Сидха терпеливо дожидался появления ребенка, ходя по комнате из угла в угол. Когда ему было не больше двенадцати лет, семейная повитуха, которая иногда захаживала к его матери, подозвала его к себе.
– Присядь, юноша, – сказала она тогда сухим, потрескивающим голосом, пристально глядя на Сидху оценивающим правым глазом. Левый заплыл белой пленкой катаракты давно, еще в прошлом столетии, когда лицо ее не было измято и скомкано морщинами, а, наоборот, выглядело гладким и свежим, с поблескивающей кожей персикового оттенка.
– Ты крепкий мальчик, и через четыре года родители, несомненно, женят тебя на хорошей девушке. Я хочу, чтобы ты запомнил одну вещь – не присутствуй в тот момент, когда твое дитя будет являться на свет. Даже если жена будет просить тебя об этом. Иногда женщины впадают в панику из-за сильных болей, которые сопровождают роды, и зовут самого близкого человека, но ни один мужчина не должен быть рядом в тот момент, когда ребенок исходит из чрева. Это запрет свыше! – она инстинктивно дернула головой вверх и перевела здоровый глаз к потолку. Было видно, как под белым бельмом слабо просвечивающий зрачок тоже поплыл кверху. Старуха молчала, и Сидха осмелился прервать возникшую паузу:
– А что будет, если нарушить этот запрет?
Повитуха прикрыла глаза, как будто устала, казалось, лицо ее обмягло и стало еще более морщинистым.
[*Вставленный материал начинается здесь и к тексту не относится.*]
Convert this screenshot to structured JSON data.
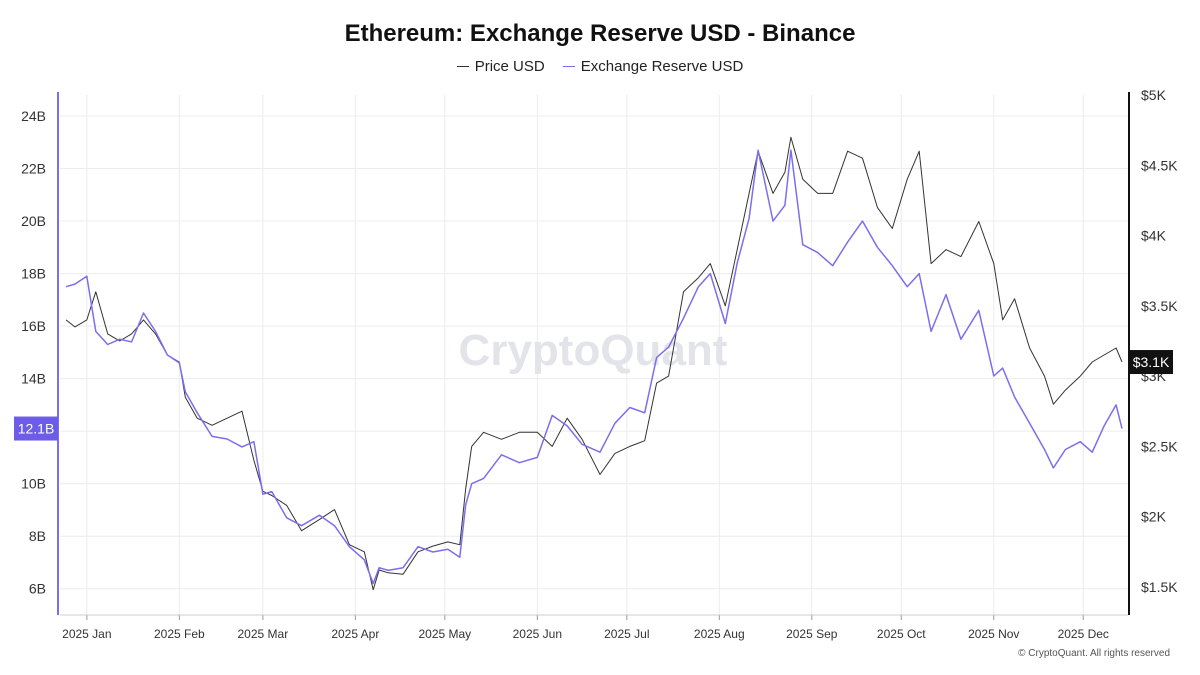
{
  "title": "Ethereum: Exchange Reserve USD - Binance",
  "legend": [
    {
      "name": "Price USD",
      "color": "#333333"
    },
    {
      "name": "Exchange Reserve USD",
      "color": "#7b6ef0"
    }
  ],
  "watermark": "CryptoQuant",
  "footer": "© CryptoQuant. All rights reserved",
  "chart_data": {
    "type": "line",
    "title": "Ethereum: Exchange Reserve USD - Binance",
    "x_ticks": [
      "2025 Jan",
      "2025 Feb",
      "2025 Mar",
      "2025 Apr",
      "2025 May",
      "2025 Jun",
      "2025 Jul",
      "2025 Aug",
      "2025 Sep",
      "2025 Oct",
      "2025 Nov",
      "2025 Dec"
    ],
    "x_range": [
      "2024-12-23",
      "2025-12-16"
    ],
    "y_left": {
      "min": 5,
      "max": 24.8,
      "ticks": [
        "6B",
        "8B",
        "10B",
        "12B",
        "14B",
        "16B",
        "18B",
        "20B",
        "22B",
        "24B"
      ],
      "tick_values": [
        6,
        8,
        10,
        12,
        14,
        16,
        18,
        20,
        22,
        24
      ],
      "current_label": "12.1B",
      "current_value": 12.1
    },
    "y_right": {
      "min": 1300,
      "max": 5000,
      "ticks": [
        "$1.5K",
        "$2K",
        "$2.5K",
        "$3K",
        "$3.5K",
        "$4K",
        "$4.5K",
        "$5K"
      ],
      "tick_values": [
        1500,
        2000,
        2500,
        3000,
        3500,
        4000,
        4500,
        5000
      ],
      "current_label": "$3.1K",
      "current_value": 3100
    },
    "grid": true,
    "legend_position": "top-center",
    "series": [
      {
        "name": "Price USD",
        "axis": "right",
        "color": "#333333",
        "x": [
          "2024-12-25",
          "2024-12-28",
          "2025-01-01",
          "2025-01-04",
          "2025-01-08",
          "2025-01-12",
          "2025-01-16",
          "2025-01-20",
          "2025-01-24",
          "2025-01-28",
          "2025-02-01",
          "2025-02-03",
          "2025-02-07",
          "2025-02-12",
          "2025-02-17",
          "2025-02-22",
          "2025-02-26",
          "2025-03-01",
          "2025-03-04",
          "2025-03-09",
          "2025-03-14",
          "2025-03-20",
          "2025-03-25",
          "2025-03-30",
          "2025-04-04",
          "2025-04-07",
          "2025-04-09",
          "2025-04-12",
          "2025-04-17",
          "2025-04-22",
          "2025-04-27",
          "2025-05-02",
          "2025-05-06",
          "2025-05-08",
          "2025-05-10",
          "2025-05-14",
          "2025-05-20",
          "2025-05-26",
          "2025-06-01",
          "2025-06-06",
          "2025-06-11",
          "2025-06-16",
          "2025-06-22",
          "2025-06-27",
          "2025-07-02",
          "2025-07-07",
          "2025-07-11",
          "2025-07-15",
          "2025-07-20",
          "2025-07-25",
          "2025-07-29",
          "2025-08-03",
          "2025-08-07",
          "2025-08-11",
          "2025-08-14",
          "2025-08-19",
          "2025-08-23",
          "2025-08-25",
          "2025-08-29",
          "2025-09-03",
          "2025-09-08",
          "2025-09-13",
          "2025-09-18",
          "2025-09-23",
          "2025-09-28",
          "2025-10-03",
          "2025-10-07",
          "2025-10-11",
          "2025-10-16",
          "2025-10-21",
          "2025-10-27",
          "2025-11-01",
          "2025-11-04",
          "2025-11-08",
          "2025-11-13",
          "2025-11-18",
          "2025-11-21",
          "2025-11-25",
          "2025-11-30",
          "2025-12-04",
          "2025-12-08",
          "2025-12-12",
          "2025-12-14"
        ],
        "values": [
          3400,
          3350,
          3400,
          3600,
          3300,
          3250,
          3300,
          3400,
          3300,
          3150,
          3100,
          2850,
          2700,
          2650,
          2700,
          2750,
          2400,
          2180,
          2150,
          2080,
          1900,
          1980,
          2050,
          1800,
          1750,
          1480,
          1620,
          1600,
          1590,
          1750,
          1790,
          1820,
          1800,
          2200,
          2500,
          2600,
          2550,
          2600,
          2600,
          2500,
          2700,
          2550,
          2300,
          2450,
          2500,
          2540,
          2950,
          3000,
          3600,
          3700,
          3800,
          3500,
          3900,
          4300,
          4600,
          4300,
          4450,
          4700,
          4400,
          4300,
          4300,
          4600,
          4550,
          4200,
          4050,
          4400,
          4600,
          3800,
          3900,
          3850,
          4100,
          3800,
          3400,
          3550,
          3200,
          3000,
          2800,
          2900,
          3000,
          3100,
          3150,
          3200,
          3100
        ]
      },
      {
        "name": "Exchange Reserve USD",
        "axis": "left",
        "color": "#7b6ef0",
        "x": [
          "2024-12-25",
          "2024-12-28",
          "2025-01-01",
          "2025-01-04",
          "2025-01-08",
          "2025-01-12",
          "2025-01-16",
          "2025-01-20",
          "2025-01-24",
          "2025-01-28",
          "2025-02-01",
          "2025-02-03",
          "2025-02-07",
          "2025-02-12",
          "2025-02-17",
          "2025-02-22",
          "2025-02-26",
          "2025-03-01",
          "2025-03-04",
          "2025-03-09",
          "2025-03-14",
          "2025-03-20",
          "2025-03-25",
          "2025-03-30",
          "2025-04-04",
          "2025-04-07",
          "2025-04-09",
          "2025-04-12",
          "2025-04-17",
          "2025-04-22",
          "2025-04-27",
          "2025-05-02",
          "2025-05-06",
          "2025-05-08",
          "2025-05-10",
          "2025-05-14",
          "2025-05-20",
          "2025-05-26",
          "2025-06-01",
          "2025-06-06",
          "2025-06-11",
          "2025-06-16",
          "2025-06-22",
          "2025-06-27",
          "2025-07-02",
          "2025-07-07",
          "2025-07-11",
          "2025-07-15",
          "2025-07-20",
          "2025-07-25",
          "2025-07-29",
          "2025-08-03",
          "2025-08-07",
          "2025-08-11",
          "2025-08-14",
          "2025-08-19",
          "2025-08-23",
          "2025-08-25",
          "2025-08-29",
          "2025-09-03",
          "2025-09-08",
          "2025-09-13",
          "2025-09-18",
          "2025-09-23",
          "2025-09-28",
          "2025-10-03",
          "2025-10-07",
          "2025-10-11",
          "2025-10-16",
          "2025-10-21",
          "2025-10-27",
          "2025-11-01",
          "2025-11-04",
          "2025-11-08",
          "2025-11-13",
          "2025-11-18",
          "2025-11-21",
          "2025-11-25",
          "2025-11-30",
          "2025-12-04",
          "2025-12-08",
          "2025-12-12",
          "2025-12-14"
        ],
        "values": [
          17.5,
          17.6,
          17.9,
          15.8,
          15.3,
          15.5,
          15.4,
          16.5,
          15.8,
          14.9,
          14.6,
          13.5,
          12.7,
          11.8,
          11.7,
          11.4,
          11.6,
          9.6,
          9.7,
          8.7,
          8.4,
          8.8,
          8.4,
          7.6,
          7.1,
          6.2,
          6.8,
          6.7,
          6.8,
          7.6,
          7.4,
          7.5,
          7.2,
          9.2,
          10.0,
          10.2,
          11.1,
          10.8,
          11.0,
          12.6,
          12.2,
          11.5,
          11.2,
          12.3,
          12.9,
          12.7,
          14.8,
          15.2,
          16.3,
          17.5,
          18.0,
          16.1,
          18.4,
          20.1,
          22.7,
          20.0,
          20.6,
          22.7,
          19.1,
          18.8,
          18.3,
          19.2,
          20.0,
          19.0,
          18.3,
          17.5,
          18.0,
          15.8,
          17.2,
          15.5,
          16.6,
          14.1,
          14.4,
          13.3,
          12.3,
          11.3,
          10.6,
          11.3,
          11.6,
          11.2,
          12.2,
          13.0,
          12.1
        ]
      }
    ]
  }
}
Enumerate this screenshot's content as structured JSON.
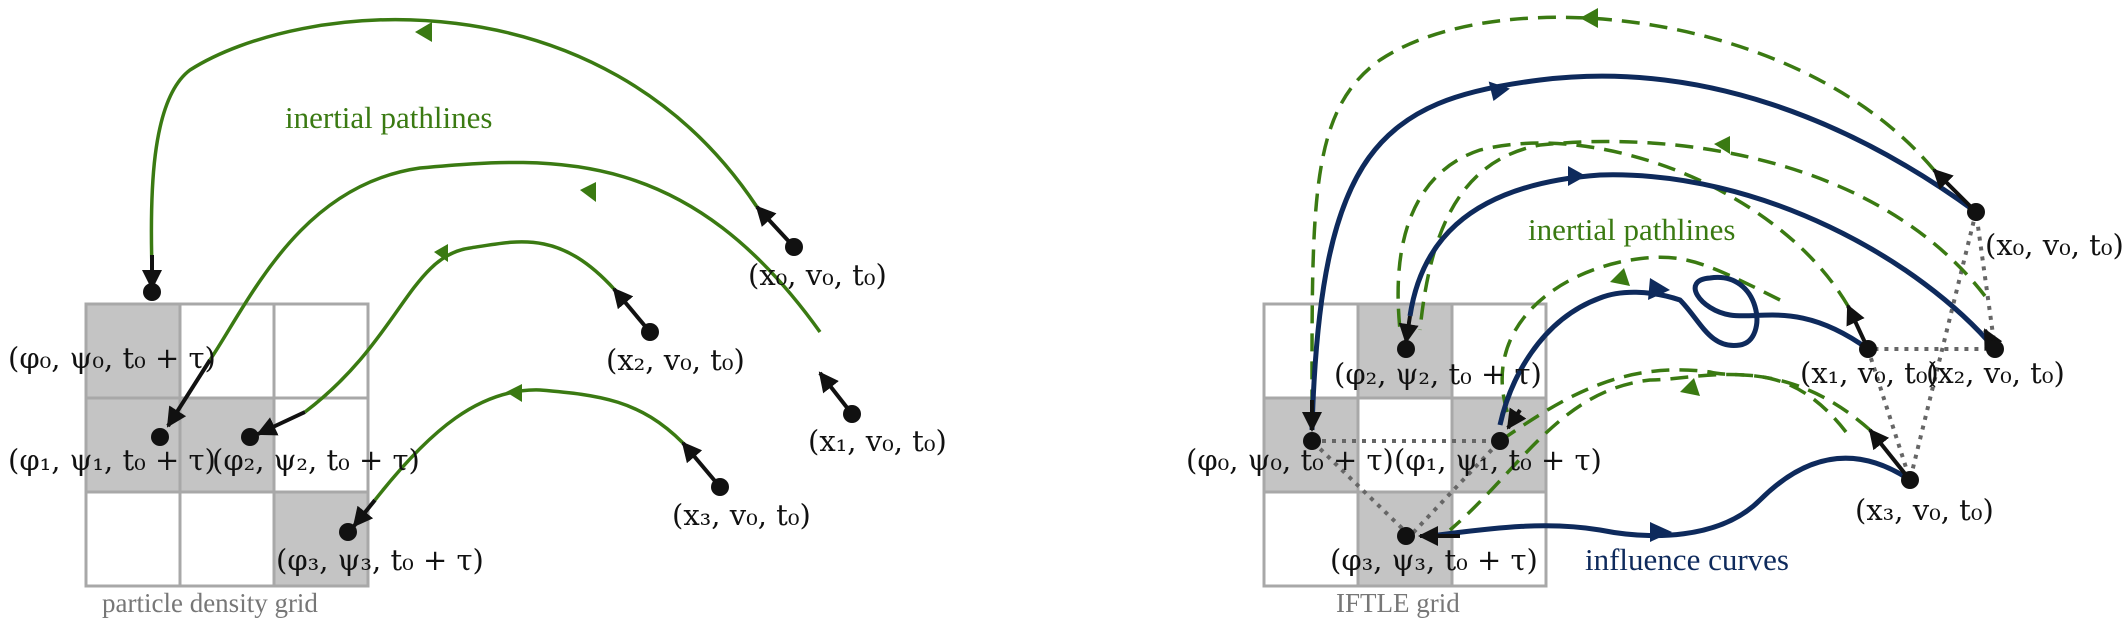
{
  "colors": {
    "green": "#3a7a12",
    "blue": "#0e2a5c",
    "black": "#111111",
    "grid_stroke": "#a8a8a8",
    "cell_fill": "#c4c4c4",
    "caption": "#777777"
  },
  "left_panel": {
    "caption": "particle density grid",
    "curve_label": "inertial pathlines",
    "start_labels": {
      "p0": "(x₀, v₀, t₀)",
      "p1": "(x₁, v₀, t₀)",
      "p2": "(x₂, v₀, t₀)",
      "p3": "(x₃, v₀, t₀)"
    },
    "end_labels": {
      "p0": "(φ₀, ψ₀, t₀ + τ)",
      "p1": "(φ₁, ψ₁, t₀ + τ)",
      "p2": "(φ₂, ψ₂, t₀ + τ)",
      "p3": "(φ₃, ψ₃, t₀ + τ)"
    }
  },
  "right_panel": {
    "caption": "IFTLE grid",
    "green_label": "inertial pathlines",
    "blue_label": "influence curves",
    "start_labels": {
      "p0": "(x₀, v₀, t₀)",
      "p1": "(x₁, v₀, t₀)",
      "p2": "(x₂, v₀, t₀)",
      "p3": "(x₃, v₀, t₀)"
    },
    "end_labels": {
      "p0": "(φ₀, ψ₀, t₀ + τ)",
      "p1": "(φ₁, ψ₁, t₀ + τ)",
      "p2": "(φ₂, ψ₂, t₀ + τ)",
      "p3": "(φ₃, ψ₃, t₀ + τ)"
    }
  }
}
Сидха ощутил, как что-то большое и округлое внутри него падает вниз с высоты, а затем отталкивается от невидимой пружины и летит обратно вверх.
Наконец, старуха открыла правый глаз, изрекая то, что он потом старался помнить каждый день:
– Тогда полубоги отнимут у тебя вторую половину твоей жизни.
Только когда ребенок полностью покинет лоно женщины, муж может быть первым приглашен на знакомство с новорожденным.
Но когда время, тихо звякнув, подтолкнуло цепь событий к тому самому моменту, он не слышал никаких звуков снаружи, с тех пор как Амба, тихо застонав, заковыляла во двор походкой большой грузной утки, поддерживаемая повитухой, которая, несмотря на юный возраст – ей было не больше семнадцати, уже помогла появиться на свет сотням детей.
И эта странная тишина беспокоила его.
Как-то раз он услышал на улице громкие женские крики, которые раздавались из дома. Он вошел в тот дом, думая, что нужна помощь, но был остановлен пожилой женщиной, которая с улыбкой попросила не мешать появлению новой жизни на свет. Расспросив отца, он услышал, что и его рождение сопровождалось громкими звуками.
Но сейчас было тихо. Не выдержав, Сидха выбежал из дома к дереву кадамба и увидел, что красновато-синяя головка ребенка еще только выглядывает наружу из влагалища его жены, направляемая умелыми руками повитухи. Капельки пота появились на лице Амбы, но она как-то особенно кротко улыбалась. Сияние расходилось концентрическими кругами от ее лица, расползаясь в разные стороны по темным краям ночи.
Пораженный, он застыл на месте, глядя, как рождается его дочь. И, увидев ее, ощутил, как в сердце что-то сладостно екнуло. Забыв обо всем, он расплылся в счастливой улыбке и поспешил, чтобы поскорее взять малышку на руки.
– Мы назовем ее Хара, – наконец, сказал он сияющей жене.
2. Хара видит
«Странный ребенок, и совсем меня не любит», – все чаще думала Амба. С самого рождения Хара тянула ручки к отцу и успокаивалась, только когда он подходил, но плакала, когда он покидал ее.
Если отца не было – бежала к Деду. Его хижина стояла чуть дальше от их дома, на окраине поселения. Почти целыми днями он сидел в медитации, но иногда уходил собирать травы или принимал тех, кто приходил к нему за помощью. Раз в год худощавый и сухой Дед уходил на месяц, и никто не знал, где он находится. В такие дни, если и отца не было дома, Хара сильно тосковала и была сама не своя. Она совсем не слушала мать и почти не обращала на нее внимание. Вот и сейчас она снова целый день пропадала у хижины Деда.
Девочка поежилась – сумерки нежно ложились на долину, неся с собой вечернюю прохладу. Побрякивая браслетами на руках и ногах, Дед подошел к ней и аккуратно укрыл мягкой оленьей шкурой. Сейчас, глядя на нее, он улыбался. Она всегда любила смотреть на Деда, на его походку и ловкие движения рук, когда он готовил какие-нибудь замысловатые снадобья для деревенских жителей. И больше всего она любила это теплое сияние, которое исходило от его лица, когда на нем появлялась улыбка, поселяясь на суховатых губах и в зеленоватых глазах.